Audio-book
Review
By Chet Yarbrough
(Blog:awalkingdelight)
Website: chetyarbrough.blog
The Age of Innocence
By: Edith Wharton
Narrated by Lorna Raver

Edith Wharton (American novelist, playwright, and designer, Pulitzer Prize winner, 1862-1937.)

Wharton’s “The Age of Innocence” exposes false notions of equality of the sexes in America and reflects on the human frailty and strength of men and women.
Edith Wharton lived through the turn of the 19th and 20th century in America. She lived an adult life of luxury in New York, and later in France.

Wharton writes about American society; i.e. she exposes New York’s “upstairs, downstairs” snobbery in the early 20th century.
Newland Archer is engaged to be married to May Welland when a childhood friend comes to visit relatives in New York.
In telling the tale, Wharton sharply defines the battle of the sexes, duplicity of romance, and folly of youth. Though writing of a sliver of wealthy American’ society in the early 20th century, Wharton’s story rings as true about men and women today as it did when she won the Pulitzer Prize.
The battle of the sexes is repeated today in the Gates’ divorce. Their wealth and notoriety make them news. News that is invisibly repeated in many American households.
This is Wharton’s story, maybe a fiction, but as true to life yesterday as it is today. A childhood friend is Ellen Olenska, a 30-year-old married countess that left New York in her youth. Newland begins to question his love for May Welland. His reasons for questioning are not clear to himself. Wharton infers the reasons are idealized romance and lust.
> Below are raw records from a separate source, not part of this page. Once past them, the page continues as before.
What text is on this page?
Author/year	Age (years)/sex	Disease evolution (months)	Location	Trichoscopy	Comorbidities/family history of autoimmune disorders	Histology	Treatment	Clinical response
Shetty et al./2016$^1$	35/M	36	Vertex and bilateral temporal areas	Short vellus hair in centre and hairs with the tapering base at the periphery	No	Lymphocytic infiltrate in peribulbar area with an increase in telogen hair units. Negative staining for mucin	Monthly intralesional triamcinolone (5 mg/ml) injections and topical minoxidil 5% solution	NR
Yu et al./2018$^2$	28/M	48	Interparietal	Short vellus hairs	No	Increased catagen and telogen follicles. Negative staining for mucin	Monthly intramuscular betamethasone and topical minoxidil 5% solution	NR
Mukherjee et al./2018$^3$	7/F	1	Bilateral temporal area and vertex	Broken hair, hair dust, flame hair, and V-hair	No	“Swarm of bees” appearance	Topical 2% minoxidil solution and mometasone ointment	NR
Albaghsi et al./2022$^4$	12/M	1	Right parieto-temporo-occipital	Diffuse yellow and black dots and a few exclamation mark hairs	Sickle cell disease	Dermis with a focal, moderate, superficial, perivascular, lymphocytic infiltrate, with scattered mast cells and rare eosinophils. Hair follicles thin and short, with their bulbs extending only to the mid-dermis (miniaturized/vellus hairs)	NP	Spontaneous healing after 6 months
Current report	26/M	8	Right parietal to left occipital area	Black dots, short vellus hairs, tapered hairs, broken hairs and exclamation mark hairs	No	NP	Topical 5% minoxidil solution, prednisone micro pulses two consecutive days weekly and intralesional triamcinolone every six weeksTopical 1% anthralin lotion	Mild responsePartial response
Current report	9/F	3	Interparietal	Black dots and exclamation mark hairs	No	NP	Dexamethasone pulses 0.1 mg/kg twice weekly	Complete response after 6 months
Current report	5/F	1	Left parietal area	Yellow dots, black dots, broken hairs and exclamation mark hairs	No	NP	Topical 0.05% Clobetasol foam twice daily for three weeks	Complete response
Archer idealizes Olenska. His idealization comes from unrequited lust. Olenska is a married woman. She is not available.
Archer knows his soon-to-be wife, May, is committed to him and takes her for granted. Archer’s lust for Olenska conflicts with Archer’s morals. The nature of unrequited lust is that the thought or idea of sex is perfect. In Archer’s mind, Olenska becomes an objectified sex object (a perfect fantasy), and May will never be good enough. Archer is psychologically prepared to abandon May and pursue a “perfect” relationship with Olenska.

Olenska, in one respect, is Archer’s alter-ego. She views Archer as a perfect companion because Archer is not available. Archer is committed to another woman. Olenska lusts for Archer but with better insight to the truth. Her life experience tells her to resist infatuation. She knows that once lust is satisfied, social reality returns.
Archer views May as a complacent woman that will make a boring wife. In contrast, Wharton shows May to be a perceptive woman that understands Archer’s and Olenska’s relationship. May correctly diagnoses Archer’s false idealization and subtlety maneuvers Archer to quash the burgeoning affair with Olenska.

In the end, Wharton shows Archer to be morally shallow. Archer chooses to keep his innocent memory; i.e. his deluded vision of romance, commitment, and love.

Governor of New York–Andrew Cuomo
Cuomo reflects much of what Edith Wharton illustrates in “The Age of Innocents”. Power and inequality distorts the relationship between men and women today, just as it did in the early 20th century.
May and Olenska are shown to understand the difference between lust and romance; commitment, and love. Archer never does. Archer never gets over “The Age of Innocence”.